Greenbelt has a sophisticated analysis process that decides what land should be prioritized in light of its finite budget and resources. Using a computer mapping system, the organization can look at how individual parcels contribute to wetland preservation, soil quality, rare species protection, climate resilience, or other desirable goals.
The method of conservation also varies. Sometimes Greenbelt buys the land outright. In other cases, Greenbelt uses its considerable expertise to help connect property owners to programs or resources that will help them protect the land.
Other times the ownership remains the same, but Greenbelt uses agricultural or conservation restrictions to ensure the land remains untouched. The organization might pay for these restrictions, often in partnerships with other groups. Or a landowner may donate agreement to the restrictions. Greenbelt then becomes legally responsible for monitoring the property and ensuring the conditions in the restriction are being upheld.
“Every situation is different, and it’s really a matter of building solid and trusted relationships,” Lanois says.
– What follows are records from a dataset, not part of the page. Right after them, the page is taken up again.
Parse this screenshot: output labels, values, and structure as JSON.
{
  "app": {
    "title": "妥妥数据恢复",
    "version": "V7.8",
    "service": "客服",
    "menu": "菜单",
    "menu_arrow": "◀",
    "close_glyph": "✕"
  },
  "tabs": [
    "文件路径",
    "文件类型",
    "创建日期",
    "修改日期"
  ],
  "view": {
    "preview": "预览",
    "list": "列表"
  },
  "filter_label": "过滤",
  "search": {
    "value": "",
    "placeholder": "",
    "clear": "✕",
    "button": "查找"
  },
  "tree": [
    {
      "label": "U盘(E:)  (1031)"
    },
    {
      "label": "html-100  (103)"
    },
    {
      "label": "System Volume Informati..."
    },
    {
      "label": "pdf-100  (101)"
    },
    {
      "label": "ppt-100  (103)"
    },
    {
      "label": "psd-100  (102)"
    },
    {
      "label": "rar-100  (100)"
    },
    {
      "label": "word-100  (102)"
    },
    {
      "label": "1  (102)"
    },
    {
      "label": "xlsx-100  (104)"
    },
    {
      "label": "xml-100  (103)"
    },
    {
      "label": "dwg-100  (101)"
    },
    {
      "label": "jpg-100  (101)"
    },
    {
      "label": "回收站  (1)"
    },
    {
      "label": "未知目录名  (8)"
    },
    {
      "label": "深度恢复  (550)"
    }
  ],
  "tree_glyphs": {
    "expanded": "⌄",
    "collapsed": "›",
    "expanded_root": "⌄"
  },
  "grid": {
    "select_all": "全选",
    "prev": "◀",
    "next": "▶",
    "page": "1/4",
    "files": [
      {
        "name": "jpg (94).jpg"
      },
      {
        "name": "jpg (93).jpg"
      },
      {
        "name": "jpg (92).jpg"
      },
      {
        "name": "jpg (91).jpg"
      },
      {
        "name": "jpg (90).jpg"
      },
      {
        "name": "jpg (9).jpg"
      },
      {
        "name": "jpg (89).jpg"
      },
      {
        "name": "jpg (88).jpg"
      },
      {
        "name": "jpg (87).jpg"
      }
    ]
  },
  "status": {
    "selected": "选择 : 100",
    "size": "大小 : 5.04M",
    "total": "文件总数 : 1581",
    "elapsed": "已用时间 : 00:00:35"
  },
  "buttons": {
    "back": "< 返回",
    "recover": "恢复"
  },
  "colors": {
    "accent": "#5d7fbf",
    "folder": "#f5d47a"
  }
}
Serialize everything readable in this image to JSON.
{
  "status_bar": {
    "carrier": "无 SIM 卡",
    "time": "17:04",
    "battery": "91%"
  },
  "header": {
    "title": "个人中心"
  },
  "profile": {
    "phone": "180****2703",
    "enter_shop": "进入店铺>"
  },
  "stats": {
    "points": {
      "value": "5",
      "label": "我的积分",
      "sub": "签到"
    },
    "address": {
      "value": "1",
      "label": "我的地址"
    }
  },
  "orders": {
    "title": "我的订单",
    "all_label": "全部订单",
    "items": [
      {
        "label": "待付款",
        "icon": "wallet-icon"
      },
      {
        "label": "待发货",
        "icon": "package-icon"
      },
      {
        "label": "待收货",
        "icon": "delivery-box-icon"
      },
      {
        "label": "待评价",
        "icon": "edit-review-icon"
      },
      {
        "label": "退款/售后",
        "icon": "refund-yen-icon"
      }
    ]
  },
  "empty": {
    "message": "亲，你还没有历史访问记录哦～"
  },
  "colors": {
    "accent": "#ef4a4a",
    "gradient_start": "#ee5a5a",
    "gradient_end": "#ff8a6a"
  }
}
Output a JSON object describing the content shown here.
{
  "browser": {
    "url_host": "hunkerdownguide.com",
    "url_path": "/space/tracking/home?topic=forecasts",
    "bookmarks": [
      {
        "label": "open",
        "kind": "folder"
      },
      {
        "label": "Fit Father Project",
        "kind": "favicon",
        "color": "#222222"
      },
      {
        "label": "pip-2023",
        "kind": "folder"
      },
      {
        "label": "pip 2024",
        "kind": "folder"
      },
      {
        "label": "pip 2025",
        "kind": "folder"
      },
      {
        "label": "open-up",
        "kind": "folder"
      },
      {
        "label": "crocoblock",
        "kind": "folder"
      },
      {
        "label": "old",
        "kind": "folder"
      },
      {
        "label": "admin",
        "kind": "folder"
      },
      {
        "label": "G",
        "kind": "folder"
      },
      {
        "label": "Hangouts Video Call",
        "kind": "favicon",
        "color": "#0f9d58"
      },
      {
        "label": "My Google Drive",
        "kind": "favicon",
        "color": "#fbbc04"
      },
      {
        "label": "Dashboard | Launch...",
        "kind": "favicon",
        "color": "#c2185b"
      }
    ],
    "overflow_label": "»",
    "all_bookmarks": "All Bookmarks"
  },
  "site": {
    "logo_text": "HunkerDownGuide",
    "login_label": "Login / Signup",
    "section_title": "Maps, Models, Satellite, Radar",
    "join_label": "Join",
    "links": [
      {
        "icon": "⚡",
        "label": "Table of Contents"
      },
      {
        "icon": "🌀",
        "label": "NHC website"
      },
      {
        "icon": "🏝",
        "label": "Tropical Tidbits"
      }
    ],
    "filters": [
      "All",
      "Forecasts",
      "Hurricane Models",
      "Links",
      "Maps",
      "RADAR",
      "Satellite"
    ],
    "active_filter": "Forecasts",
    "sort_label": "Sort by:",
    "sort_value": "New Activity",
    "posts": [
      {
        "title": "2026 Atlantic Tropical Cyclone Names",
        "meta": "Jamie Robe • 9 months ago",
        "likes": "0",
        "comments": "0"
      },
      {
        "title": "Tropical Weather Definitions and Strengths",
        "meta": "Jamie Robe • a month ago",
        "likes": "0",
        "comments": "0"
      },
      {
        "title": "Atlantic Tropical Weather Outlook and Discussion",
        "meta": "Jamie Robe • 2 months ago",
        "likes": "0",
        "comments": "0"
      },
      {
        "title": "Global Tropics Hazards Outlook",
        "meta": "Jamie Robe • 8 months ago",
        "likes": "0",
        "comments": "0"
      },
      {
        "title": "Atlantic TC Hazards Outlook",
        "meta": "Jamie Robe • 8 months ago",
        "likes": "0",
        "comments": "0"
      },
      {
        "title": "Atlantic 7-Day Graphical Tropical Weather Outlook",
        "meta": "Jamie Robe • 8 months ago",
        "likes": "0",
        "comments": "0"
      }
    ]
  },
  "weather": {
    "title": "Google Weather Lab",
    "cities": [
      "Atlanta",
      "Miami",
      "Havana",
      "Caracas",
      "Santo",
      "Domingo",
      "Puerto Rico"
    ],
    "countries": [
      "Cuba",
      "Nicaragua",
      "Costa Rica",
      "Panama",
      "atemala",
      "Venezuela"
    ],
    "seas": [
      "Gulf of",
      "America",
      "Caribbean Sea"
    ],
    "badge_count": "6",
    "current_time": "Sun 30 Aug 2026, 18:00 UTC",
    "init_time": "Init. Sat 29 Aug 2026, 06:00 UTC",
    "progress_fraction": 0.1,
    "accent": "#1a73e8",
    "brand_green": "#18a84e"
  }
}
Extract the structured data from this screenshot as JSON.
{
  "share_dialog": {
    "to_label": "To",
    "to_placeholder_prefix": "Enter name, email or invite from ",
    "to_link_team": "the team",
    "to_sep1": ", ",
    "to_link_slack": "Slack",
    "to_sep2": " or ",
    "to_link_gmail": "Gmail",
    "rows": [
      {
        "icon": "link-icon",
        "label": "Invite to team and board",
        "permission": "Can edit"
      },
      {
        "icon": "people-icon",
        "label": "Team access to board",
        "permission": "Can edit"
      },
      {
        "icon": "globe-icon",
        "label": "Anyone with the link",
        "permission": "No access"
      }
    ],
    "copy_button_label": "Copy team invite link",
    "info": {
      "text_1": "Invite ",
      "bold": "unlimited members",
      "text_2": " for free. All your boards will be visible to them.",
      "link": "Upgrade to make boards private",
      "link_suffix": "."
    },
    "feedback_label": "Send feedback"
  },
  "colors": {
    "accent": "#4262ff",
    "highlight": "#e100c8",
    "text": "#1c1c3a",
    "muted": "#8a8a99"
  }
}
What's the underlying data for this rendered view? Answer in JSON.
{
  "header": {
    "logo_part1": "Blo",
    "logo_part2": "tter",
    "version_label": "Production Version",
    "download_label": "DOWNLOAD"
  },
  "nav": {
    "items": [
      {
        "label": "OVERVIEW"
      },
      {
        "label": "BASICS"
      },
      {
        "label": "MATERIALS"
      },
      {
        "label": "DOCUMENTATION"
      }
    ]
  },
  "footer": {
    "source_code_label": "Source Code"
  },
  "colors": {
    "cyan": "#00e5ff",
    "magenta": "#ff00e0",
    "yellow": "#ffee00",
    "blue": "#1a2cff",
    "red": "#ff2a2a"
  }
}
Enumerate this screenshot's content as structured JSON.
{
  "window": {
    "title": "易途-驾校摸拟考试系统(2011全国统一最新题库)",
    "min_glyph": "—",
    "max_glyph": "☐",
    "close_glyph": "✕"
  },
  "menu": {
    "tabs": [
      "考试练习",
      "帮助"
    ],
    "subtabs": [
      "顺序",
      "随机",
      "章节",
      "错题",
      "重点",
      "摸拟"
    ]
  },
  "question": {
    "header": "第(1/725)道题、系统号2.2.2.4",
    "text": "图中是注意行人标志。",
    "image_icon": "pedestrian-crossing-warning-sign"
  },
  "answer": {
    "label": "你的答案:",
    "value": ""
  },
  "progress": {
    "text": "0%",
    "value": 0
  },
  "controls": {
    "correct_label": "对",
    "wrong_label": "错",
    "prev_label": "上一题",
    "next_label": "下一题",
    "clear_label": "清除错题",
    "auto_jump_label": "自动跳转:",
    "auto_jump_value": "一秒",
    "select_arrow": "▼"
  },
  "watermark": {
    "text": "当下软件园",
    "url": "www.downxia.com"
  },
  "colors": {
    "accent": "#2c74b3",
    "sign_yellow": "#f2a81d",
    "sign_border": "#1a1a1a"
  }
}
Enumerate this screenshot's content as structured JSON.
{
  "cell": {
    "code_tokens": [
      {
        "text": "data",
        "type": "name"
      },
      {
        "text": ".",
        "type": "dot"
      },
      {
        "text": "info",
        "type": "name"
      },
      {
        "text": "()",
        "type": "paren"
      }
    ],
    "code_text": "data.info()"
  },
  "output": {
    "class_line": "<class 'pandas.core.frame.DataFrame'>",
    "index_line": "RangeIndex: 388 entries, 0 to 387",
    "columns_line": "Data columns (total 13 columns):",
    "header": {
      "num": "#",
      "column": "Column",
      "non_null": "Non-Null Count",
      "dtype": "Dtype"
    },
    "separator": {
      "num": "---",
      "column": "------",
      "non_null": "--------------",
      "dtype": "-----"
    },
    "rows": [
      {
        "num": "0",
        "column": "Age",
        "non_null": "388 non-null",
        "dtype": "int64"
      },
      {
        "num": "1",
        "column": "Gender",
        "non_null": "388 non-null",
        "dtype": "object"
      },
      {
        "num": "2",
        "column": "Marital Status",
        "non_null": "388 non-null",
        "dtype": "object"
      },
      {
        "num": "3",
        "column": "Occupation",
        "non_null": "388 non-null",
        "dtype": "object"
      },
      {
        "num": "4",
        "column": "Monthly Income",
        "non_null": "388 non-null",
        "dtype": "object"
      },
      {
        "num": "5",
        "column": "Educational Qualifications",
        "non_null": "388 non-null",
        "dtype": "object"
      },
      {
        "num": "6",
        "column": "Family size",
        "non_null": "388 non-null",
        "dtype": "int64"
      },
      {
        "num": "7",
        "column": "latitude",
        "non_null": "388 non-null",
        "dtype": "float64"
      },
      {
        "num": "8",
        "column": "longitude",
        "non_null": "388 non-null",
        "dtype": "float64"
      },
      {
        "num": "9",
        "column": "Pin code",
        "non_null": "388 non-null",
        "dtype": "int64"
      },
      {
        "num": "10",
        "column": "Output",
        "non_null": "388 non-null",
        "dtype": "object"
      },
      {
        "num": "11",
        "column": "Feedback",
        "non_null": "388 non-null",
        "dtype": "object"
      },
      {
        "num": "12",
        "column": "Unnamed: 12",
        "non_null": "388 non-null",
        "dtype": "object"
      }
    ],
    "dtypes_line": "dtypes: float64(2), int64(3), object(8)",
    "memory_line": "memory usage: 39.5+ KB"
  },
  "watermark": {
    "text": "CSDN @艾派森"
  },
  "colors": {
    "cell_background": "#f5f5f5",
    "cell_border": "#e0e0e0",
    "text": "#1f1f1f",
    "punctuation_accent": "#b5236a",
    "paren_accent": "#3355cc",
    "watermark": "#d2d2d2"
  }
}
Greenbelt has, for example, helped a couple in Ipswich ensure a large part of their 21-acre parcel would be preserved, while retaining the pair’s right to build a house on a portion of the land. The organization worked with a Salisbury property owner who agreed to sell a wooded parcel at below-market rates to safeguard the land into the future.
In 2019, Greenbelt bought historic Green Meadows Farm in Hamilton, a property once owned and farmed by World War II general George S. Patton and his descendants. Greenbelt then leased the land to Iron Ox Farm for a term of 99 years, allowing young farmers Stacey Apple and Alex Cecchinelli to expand their operation and make real investments in their business’s future.
Greenbelt’s dedication to finding new models for protecting land—and new ways to use existing tools—has been invaluable to conservation efforts in the region. Grant, for one, says his thriving operation wouldn’t have been possible without the organization’s knowledge and assistance. And he is pleased that the plan they worked out not only lets him farm the property today, but also ensures it will remain agricultural land for many decades to come.
“It’s one thing to protect land, but it’s another thing to keep it working,” Grant says. “I doubt it could’ve happened without Greenbelt—they really get it.”